Oil markets in the island nation are self-regulated, and have been since the city-state became Asia's oil trading centre more than 10 years ago, with minimum government intervention.
"Trading plays are regarded as purely commercial activities: there is as much a possibility of the players losing money as that they would make money, and there is quite a big gap between that and blatant market manipulation," Yap of GE Energy said.
Most of the oil trading in Singapore is done in an OTC market, unlike in the U.S. and Europe where much of the trading is on exchanges. Trading plays in Asia tend to focus more on the region's oil product markets with the objective of impacting the pricing benchmarks in the short term, industry sources said, with little impact on oil futures contracts that serve as global benchmarks.
NOT IN INTEREST TO POLICE
In the oil-trading centres of New York and London, the markets come under a government regulatory body, such as the CFTC and the Financial Services Authority (FSA). Oil markets in the city-state come under the purview of the International Enterprise, rather than the Monetary Authority of Singapore (MAS) - which is both the central bank and the regulator of financial markets.
MAS regulates equities, currencies and futures markets as they can potentially impact retail investors, sources said. But physical oil trade between oil majors, trading houses and units of Wall Street banks have no direct impact on retail investment and so come under the IE's remit, sources said.
The presence of the world's biggest trading outfits enhances the nation's reputation as a global financial and trading centre and helps draw investments. Any move towards tighter regulations could drive companies away, industry sources said.
"Simply put, there is no incentive for Singapore to play the role of a global or Asian policeman in oil markets. If they over-regulate, there could be negative repercussions," another industry source said.
"Also, the activities of the oil companies have more impact on larger consuming countries in the region than on Singapore itself and it cannot be expected to police beyond its own small borders."
Traders in Singapore say their trading plays are purely commercial strategies, rather than price manipulation. Trading strategies are based on their view of market fundamentals, and expose them to the risk of losing money as well as the potential for big wins.
PROSECUTE ERRANT TRADERS
Industry sources also point out that in the latest case the CFTC is pursuing a civil suit, and not criminal charges, adding that Singapore has also prosecuted errant oil traders -- when they break the law.

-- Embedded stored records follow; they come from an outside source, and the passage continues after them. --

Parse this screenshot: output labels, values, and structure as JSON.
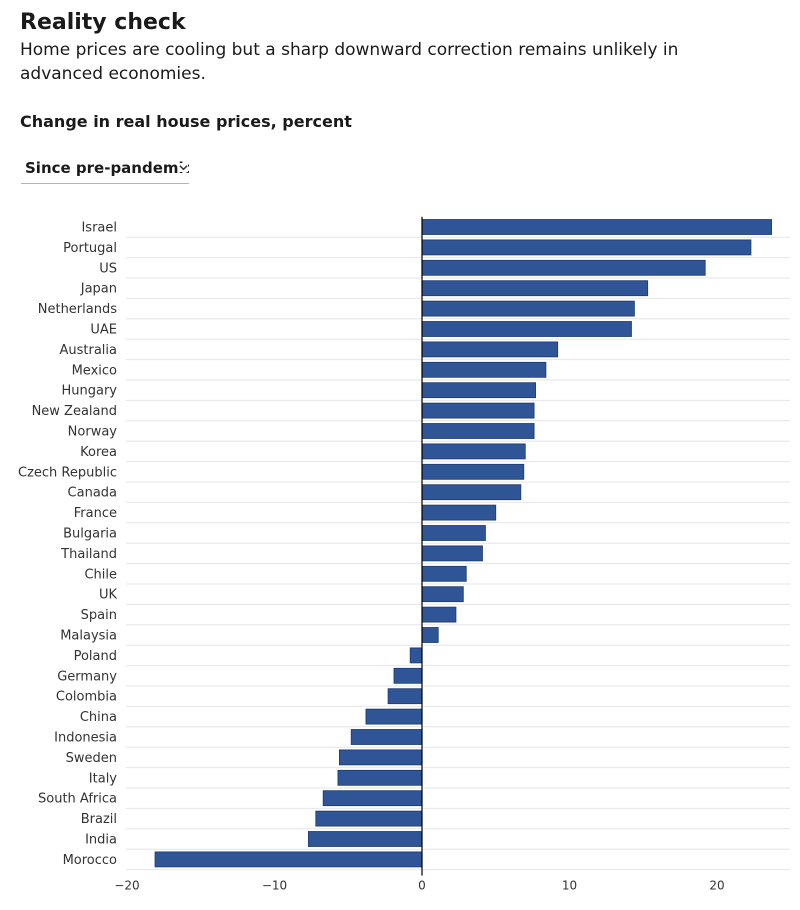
{
  "header": {
    "title": "Reality check",
    "subtitle": "Home prices are cooling but a sharp downward correction remains unlikely in advanced economies."
  },
  "chart_heading": "Change in real house prices, percent",
  "dropdown": {
    "selected": "Since pre-pandemic",
    "icon": "chevron-down-icon"
  },
  "colors": {
    "bar": "#2f5597",
    "bar_stroke": "#1c3a6e",
    "zero_line": "#000000",
    "grid": "#e6e6e6"
  },
  "chart_data": {
    "type": "bar",
    "orientation": "horizontal",
    "title": "Change in real house prices, percent",
    "categories": [
      "Israel",
      "Portugal",
      "US",
      "Japan",
      "Netherlands",
      "UAE",
      "Australia",
      "Mexico",
      "Hungary",
      "New Zealand",
      "Norway",
      "Korea",
      "Czech Republic",
      "Canada",
      "France",
      "Bulgaria",
      "Thailand",
      "Chile",
      "UK",
      "Spain",
      "Malaysia",
      "Poland",
      "Germany",
      "Colombia",
      "China",
      "Indonesia",
      "Sweden",
      "Italy",
      "South Africa",
      "Brazil",
      "India",
      "Morocco"
    ],
    "values": [
      23.7,
      22.3,
      19.2,
      15.3,
      14.4,
      14.2,
      9.2,
      8.4,
      7.7,
      7.6,
      7.6,
      7.0,
      6.9,
      6.7,
      5.0,
      4.3,
      4.1,
      3.0,
      2.8,
      2.3,
      1.1,
      -0.8,
      -1.9,
      -2.3,
      -3.8,
      -4.8,
      -5.6,
      -5.7,
      -6.7,
      -7.2,
      -7.7,
      -18.1
    ],
    "xlim": [
      -20,
      25
    ],
    "xticks": [
      -20,
      -10,
      0,
      10,
      20
    ],
    "xtick_labels": [
      "−20",
      "−10",
      "0",
      "10",
      "20"
    ],
    "grid": true
  }
}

Ex-Mitsui naphtha trader Noriyuki Yamazaki was sent to jail for two years in 2009 for cheating, after he hid more $80 million of losses from his company. Former China Aviation Oil chief executive Chen Jiulin was also jailed for four years and three months, after the Singapore-listed firm failed to disclose trading losses of $550 million to the Stock Exchange.
"It's the political climate over there. Since the crisis, the voting public blames the investment banks and their millionaire traders for every sin, real or imagined, and the government has to be seen to be doing something," a veteran Singapore-based Western trader said.
While the civil suit comes after three years of heightened scrutiny into oil price speculation by the CFTC, it also arrives at a time when President Barack Obama is seeking to reassure Americans he is trying to curb high U.S. gasoline prices and ensure they aren't subject to manipulation.
In contrast, gasoline prices are not an issue with the Singapore electorate, which has been paying market prices set by oil companies based on commercial considerations and with no intervention from the government.